Como se explica um candidato à prefeitura do Rio de Janeiro que declara para um canal aberto de grande audiência que é contra a adoção e o casamento gay e detonar um nicho do turismo mundialmente desejado e promissor como o proporcionado pelos gays? Se morasse e concorresse à prefeitura de uma cidade do primeiro mundo, onde as crianças são tratadas como merecem e, especialmente, onde não ficam nas ruas expostas a drogas e a violências urbanas, ele até poderia ousar dizer o que disse.
Mostrou-se nessa entrevista um 'sem-noção', um seguidor das investidas toscas de Anthony Garotinho [aqui]. Ele vive dizendo que as pessoas não o conhecem bem, nem mesmo os seus eleitores. Como conhecê-lo se ele próprio não se mostra e, ao invés, segue roteiros de um político com tantas denúncias de crimes comuns e eleitorais?
Acompanhe a entrevista dele no vídeo abaixo.

2 comentários:

  1. Se incentivar turismo gay é vender sexo, deveriam então parar de vender o carnaval do jeito que vendem e levar gringos para escolas de samba para ver mulatas semi-nuas sambando.

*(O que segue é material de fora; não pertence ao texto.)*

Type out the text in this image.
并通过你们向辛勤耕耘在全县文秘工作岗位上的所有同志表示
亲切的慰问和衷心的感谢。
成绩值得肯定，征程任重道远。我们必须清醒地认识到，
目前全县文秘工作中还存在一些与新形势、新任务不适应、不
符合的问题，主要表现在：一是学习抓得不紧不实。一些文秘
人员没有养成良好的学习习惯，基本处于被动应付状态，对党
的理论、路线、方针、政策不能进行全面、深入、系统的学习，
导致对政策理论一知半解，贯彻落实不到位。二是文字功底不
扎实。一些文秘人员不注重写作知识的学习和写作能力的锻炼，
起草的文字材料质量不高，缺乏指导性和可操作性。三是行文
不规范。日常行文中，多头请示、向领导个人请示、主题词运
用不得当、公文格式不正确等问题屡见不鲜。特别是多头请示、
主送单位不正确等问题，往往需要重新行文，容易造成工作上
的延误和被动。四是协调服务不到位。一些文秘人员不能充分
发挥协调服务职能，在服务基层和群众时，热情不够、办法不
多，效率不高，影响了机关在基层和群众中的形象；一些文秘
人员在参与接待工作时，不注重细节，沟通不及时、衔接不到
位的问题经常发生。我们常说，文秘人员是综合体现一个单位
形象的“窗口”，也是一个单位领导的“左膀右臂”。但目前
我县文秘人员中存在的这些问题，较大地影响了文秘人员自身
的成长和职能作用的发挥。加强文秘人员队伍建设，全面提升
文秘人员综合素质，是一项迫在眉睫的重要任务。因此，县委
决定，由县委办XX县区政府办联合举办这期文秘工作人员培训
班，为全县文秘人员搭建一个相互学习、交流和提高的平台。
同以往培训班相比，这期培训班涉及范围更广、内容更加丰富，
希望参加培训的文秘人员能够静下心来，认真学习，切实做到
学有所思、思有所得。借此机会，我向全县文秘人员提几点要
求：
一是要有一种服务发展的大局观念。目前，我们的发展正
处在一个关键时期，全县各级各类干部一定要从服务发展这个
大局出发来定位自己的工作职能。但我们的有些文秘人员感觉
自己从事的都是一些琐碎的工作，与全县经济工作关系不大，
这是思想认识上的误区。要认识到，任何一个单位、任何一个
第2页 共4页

    Enfim concordo quanto a ele parecer inseguro ao falar publicamente e é irritante como ele fala o tempo todo para as câmeras.Candidatos que conversam normalmente com os entrevistadores passam muito mais confiança.

    ResponderExcluir

Para se cadastrar, preencha o formulário na coluna do lado direito do blog.
Seu comentário é bem vindo, desde que:
1. possua nome e link válidos;
2. não contenha cunho racista, discriminatório ou ofensivo a pessoa, grupo de pessoas ou instituições;
3. não contenha cunho de natureza comercial ou propaganda.
Grato pela compreensão.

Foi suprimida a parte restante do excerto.